Hopea subalata
- Conservation status: Endangered (IUCN 3.1)

Scientific classification
- Kingdom: Plantae
- Clade: Tracheophytes
- Clade: Angiosperms
- Clade: Eudicots
- Clade: Rosids
- Order: Malvales
- Family: Dipterocarpaceae
- Genus: Hopea
- Species: H. subalata
- Binomial name: Hopea subalata Symington

= Hopea subalata =

- Genus: Hopea
- Species: subalata
- Authority: Symington
- Conservation status: EN

Species of tree

Hopea subalata or locally known as Merawan Kanching or Giam Kanching is a species of plant in the family Dipterocarpaceae. It is a tree endemic to Peninsular Malaysia where it is confined to Selangor.

==Description==
Hopea subalata is a small-sized tree that reaches to about 32 cm in diameter.
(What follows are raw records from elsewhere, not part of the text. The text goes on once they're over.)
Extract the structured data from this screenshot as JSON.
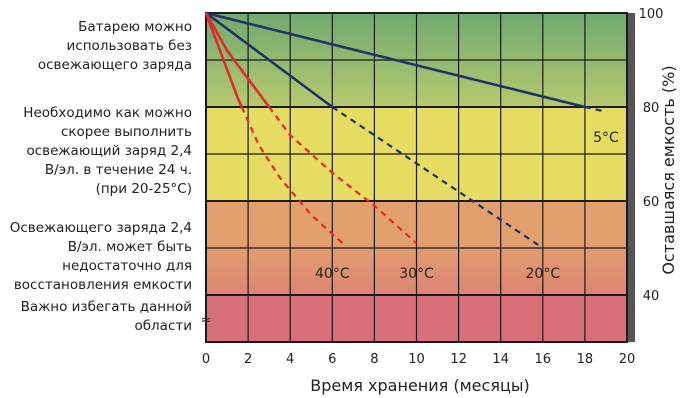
{
  "zones": [
    {
      "id": "ok",
      "lines": [
        "Батарею можно",
        "использовать без",
        "освежающего заряда"
      ]
    },
    {
      "id": "recharge",
      "lines": [
        "Необходимо как можно",
        "скорее выполнить",
        "освежающий заряд 2,4",
        "В/эл. в течение 24 ч.",
        "(при 20-25°C)"
      ]
    },
    {
      "id": "insufficient",
      "lines": [
        "Освежающего заряда 2,4",
        "В/эл. может быть",
        "недостаточно для",
        "восстановления емкости"
      ]
    },
    {
      "id": "avoid",
      "lines": [
        "Важно избегать данной",
        "области"
      ]
    }
  ],
  "colors": {
    "green_top": "#6fa96f",
    "green_bottom": "#b7c96f",
    "yellow": "#e6dc62",
    "orange": "#e2a06e",
    "red": "#d96f78",
    "grid": "#1a1a1a",
    "frame": "#555555",
    "curve_blue": "#1f3366",
    "curve_red": "#e22a2a"
  },
  "break_mark": "≈",
  "chart_data": {
    "type": "line",
    "xlabel": "Время хранения (месяцы)",
    "ylabel": "Оставшаяся емкость (%)",
    "xlim": [
      0,
      20
    ],
    "ylim": [
      30,
      100
    ],
    "x_ticks": [
      0,
      2,
      4,
      6,
      8,
      10,
      12,
      14,
      16,
      18,
      20
    ],
    "y_ticks": [
      100,
      80,
      60,
      40
    ],
    "zones_y": [
      [
        80,
        100,
        "green"
      ],
      [
        60,
        80,
        "yellow"
      ],
      [
        40,
        60,
        "orange"
      ],
      [
        30,
        40,
        "red"
      ]
    ],
    "series": [
      {
        "name": "5°C",
        "color": "blue",
        "solid": [
          [
            0,
            100
          ],
          [
            18,
            80
          ]
        ],
        "dashed": [
          [
            18,
            80
          ],
          [
            19,
            79
          ]
        ],
        "label_at": [
          19,
          76
        ]
      },
      {
        "name": "20°C",
        "color": "blue",
        "solid": [
          [
            0,
            100
          ],
          [
            6,
            80
          ]
        ],
        "dashed": [
          [
            6,
            80
          ],
          [
            16,
            50
          ]
        ],
        "label_at": [
          16,
          47
        ]
      },
      {
        "name": "30°C",
        "color": "red",
        "solid": [
          [
            0,
            100
          ],
          [
            1,
            92
          ],
          [
            2,
            86
          ],
          [
            3,
            80
          ]
        ],
        "dashed": [
          [
            3,
            80
          ],
          [
            4,
            74
          ],
          [
            6,
            66
          ],
          [
            8,
            59
          ],
          [
            10,
            51
          ]
        ],
        "label_at": [
          10,
          47
        ]
      },
      {
        "name": "40°C",
        "color": "red",
        "solid": [
          [
            0,
            100
          ],
          [
            0.5,
            94
          ],
          [
            1,
            88
          ],
          [
            1.5,
            82
          ],
          [
            1.7,
            80
          ]
        ],
        "dashed": [
          [
            1.7,
            80
          ],
          [
            2.5,
            72
          ],
          [
            3.5,
            65
          ],
          [
            5,
            57
          ],
          [
            6.5,
            51
          ]
        ],
        "label_at": [
          6,
          47
        ]
      }
    ]
  }
}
This species is a hyper-endemic species which is known only from lowland dipterocarp forest of Kanching Forest Reserve in Selangor.

==Etymology==
The local name Kanching was named after its type locality of Kanching Forest Reserve in Selangor. Merawan is a Malay term for "as high as the clouds" to represent its height while Giam is a Malay term for "tree with hardwood trunks and branches".

==Conservation effort==
Although its timbers are not harvested commercially, it is still facing extinction issue due to its low population size and threats from urban development of nearby Rawang town. As of 2010s, there were only 400 trees of Hopea subalata remain in the forest reserve and the world. Due to this, the Rawang Bypass that was constructed through the forest area was redesigned into curvy structure to reduce extensive felling of trees, cutting and filling of slopes, and disruption of free flow of wildlife in the area.

As further conservation effort, the tree is also being planted outside of its original area such as in an urban forest known as "Khazanah Rimba" in Pantai Eco Park, Kuala Lumpur.